Ils s’arrêtèrent en route en Cappadoce, et recueillirent le témoignage d’Archélaüs. Ce dernier reconnut qu’il attendait l’arrivée de son gendre et d’Aristobule, mais qu’il ne savait rien d’un voyage ultérieur à Rome, et moins encore d’un attentat contre moi. Quant à Auguste, il me manda par écrit qu’il était en principe hostile à une condamnation à mort, mais qu’il me donnait toute liberté pour faire juger et condamner les coupables. Il me recommandait toutefois de transporter le procès hors de mon royaume, à Bérytos par exemple où se trouvait une importante colonie romaine, et d’y faire témoigner Archélaüs. Bérytos ? Pourquoi pas ? L’idée d’éloigner l’affaire de Jérusalem me parut judicieuse en raison des sympathies dont les rejetons asmonéens y jouissaient encore. En revanche, je ne pouvais citer comme témoin le roi de Cappadoce, gravement impliqué dans le complot.

Le tribunal était présidé par les gouverneurs Saturninus et Pédanius, auxquels je savais qu’Auguste avait envoyé des instructions. Venaient ensuite le procurateur Volumnius, mon frère Phéroras, ma sœur Salomé, enfin des aristocrates syriens, en lieu et place d’Archélaüs. Pour éviter le scandale, j’avais exclu la présence des deux accusés que je faisais garder à Platané, un bourg du territoire de Sidon.

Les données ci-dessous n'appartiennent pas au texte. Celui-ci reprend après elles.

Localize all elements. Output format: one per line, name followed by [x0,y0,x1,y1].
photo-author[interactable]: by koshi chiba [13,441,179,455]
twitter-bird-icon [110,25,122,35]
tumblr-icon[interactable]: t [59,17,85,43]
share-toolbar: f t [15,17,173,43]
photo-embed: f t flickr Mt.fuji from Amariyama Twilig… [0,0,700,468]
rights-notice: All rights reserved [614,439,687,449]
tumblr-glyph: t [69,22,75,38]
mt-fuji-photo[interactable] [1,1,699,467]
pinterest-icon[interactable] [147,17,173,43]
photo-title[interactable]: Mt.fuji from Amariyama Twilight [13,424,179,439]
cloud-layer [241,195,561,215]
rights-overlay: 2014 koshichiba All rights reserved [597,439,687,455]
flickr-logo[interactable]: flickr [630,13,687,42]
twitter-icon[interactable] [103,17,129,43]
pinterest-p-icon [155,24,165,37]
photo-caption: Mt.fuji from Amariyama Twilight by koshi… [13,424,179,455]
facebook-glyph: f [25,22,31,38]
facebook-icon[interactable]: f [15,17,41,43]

Je pris la parole le premier, exposant ma misère de roi trahi et de père bafoué, mes efforts incessants pour assagir une famille diabolique, les faveurs dont j’avais couvert les Asmonéens, les outrages dont ils n’avaient cessé de m’abreuver en échange. Tout le mal venait de leur naissance qu’ils jugeaient – non sans une apparence de raison – supérieure à la mienne. Fallait-il donc pour cela que j’endurasse tous leurs affronts ? Fallait-il que je les laissasse conspirer contre la sécurité du royaume et contre ma vie ? Je conclus en disant que, selon moi et en toute conscience, Alexandre, et Aristobule avaient mérité la mort, que je ne doutais pas que le tribunal juge comme moi, mais que ce serait pour moi une bien amère victoire que cette condamnation qui me frappait dans ma descendance.

Saturninus se prononça ensuite. Il condamnait les jeunes gens, mais pas à mort, car il était père de trois enfants – lesquels se trouvaient dans l’assistance – et il ne pouvait se résoudre à faire mourir ceux d’un autre. On n’imagine pas un plaidoyer plus maladroit ! N’importe, les autres Romains, dûment chapitrés par l’Empereur, se prononcèrent avec lui contre la mort. Ils furent les seuls. Comme à la fin d’un combat de gladiateurs, je vis ensuite tous les pouces se tourner vers le sol. Le procurateur Volumnius, les princes syriens, les courtisans de Jérusalem, et bien entendu Phéroras et Salomé, tous par bêtise, haine ou calcul – ceci n’excluant pas cela – votèrent la mort.

Le cœur crevé de dégoût et de tristesse, je fis mener mes fils à Tyr d’où je m’embarquai avec eux pour Césarée. Ils étaient condamnés. Je pouvais les gracier. En vérité, il y avait deux hommes en moi, et ils y sont encore à l’heure où je vous parle : un souverain inexorable qui n’obéit qu’à la loi du pouvoir… Conquérir le pouvoir, le garder, l’exercer, c’est un seul et même acte, et cela ne se fait pas innocemment. Et puis il y a l’homme faible, crédule, émotif, peureux. Celui-ci espérait encore, contre toute raison, que ses enfants seraient sauvés. Il faisait semblant d’ignorer la présence redoutable de son double, son âpre volonté de puissance, sa rigueur impitoyable. Le navire nous isolait du monde et de ses vicissitudes, au large du golfe qui limite la Syrie et la Judée, et que domine la colline verdoyante du Carmel. Je me décidai à les faire monter sur le pont. C’était le père qui les appelait. Dès que je les vis se présenter, je compris que ce serait le roi qui les recevrait. En effet, je les reconnus à peine sous la chlamyde noire des condamnés, le crâne rasé, portant les stigmates des interrogatoires qu’ils avaient subis. La machine judiciaire avait accompli son œuvre. La métamorphose était irréversible : deux jeunes aristocrates brillants et insouciants avaient définitivement disparu pour faire place à deux conspirateurs parricides qui avaient manqué leur coup. La grâce de la jeunesse et du bonheur s’était effacée devant le masque patibulaire du crime. Je n’ai pu leur dire un seul mot.